«L’arma vincente è la prevenzione»

L'unica vera arma contro il tumore al collo dell'utero è la prevenzione che, tradotta in pratica, vuol dire pap test, Hpv test e oggi anche vaccinazione. E una scelta non deve essere in contrasto con l'altra, anzi. Mario Sideri, responsabile dell'unità di ginecologia preventiva dell'Istituto europeo di oncologia di Milano, non ha dubbi e non è sorpreso dall'ultima nota dell'Emea. Può esserci un nesso tra il decesso delle donne e la vaccinazione contro il papilloma virus? «Non credo che ci siano relazioni, forse si è trattato di ragazze adulte, cioè in quel range di età in cui esiste, anche se modesta, della mortalità spontanea. Casi simili si sono verificati anche nel corso della sperimentazione del vaccino condotto su 20mila donne, al 50% delle quali è stato somministrato il siero e all'altro 50% un placebo: in entrambi i gruppi si sono registrati dei decessi, 4/5 se ben mi ricordo, riconducibili alla mortalità spontanea». Finora però ce la siamo cavata abbastanza bene con il pap test. «Prima - aggiunge l’esperto - non c'era nessuna arma a disposizione per combattere questo tipo di tumore e il pap test è stato essenziale per ridurre in modo significativo il numero dei casi. Ma in Italia se ne fanno nove milioni all'anno quando dovrebbero essere più del doppio.

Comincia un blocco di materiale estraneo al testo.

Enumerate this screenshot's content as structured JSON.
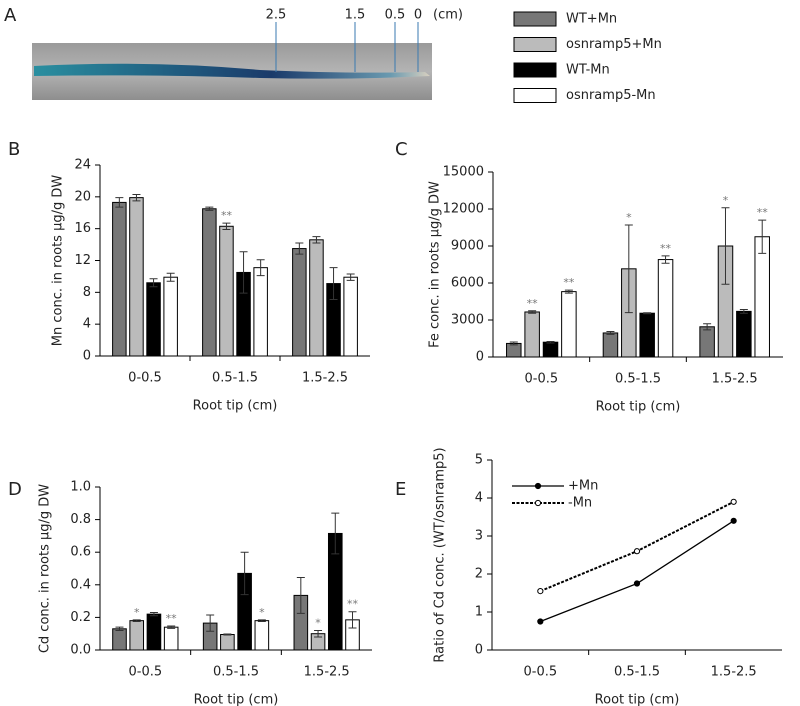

Le donne dovrebbero controllarsi con grande regolarità ogni tre anni dai 26 ai 65 anni, una lunga trafila quando con la vaccinazione, cioè con tre punture, sono protette almeno per un certo numero di anni». E dopo? «Gli studi sono stati limitati nel tempo. Dovrebbe essere sufficiente l'Hpv test, a ogni buon conto la ricerca va avanti».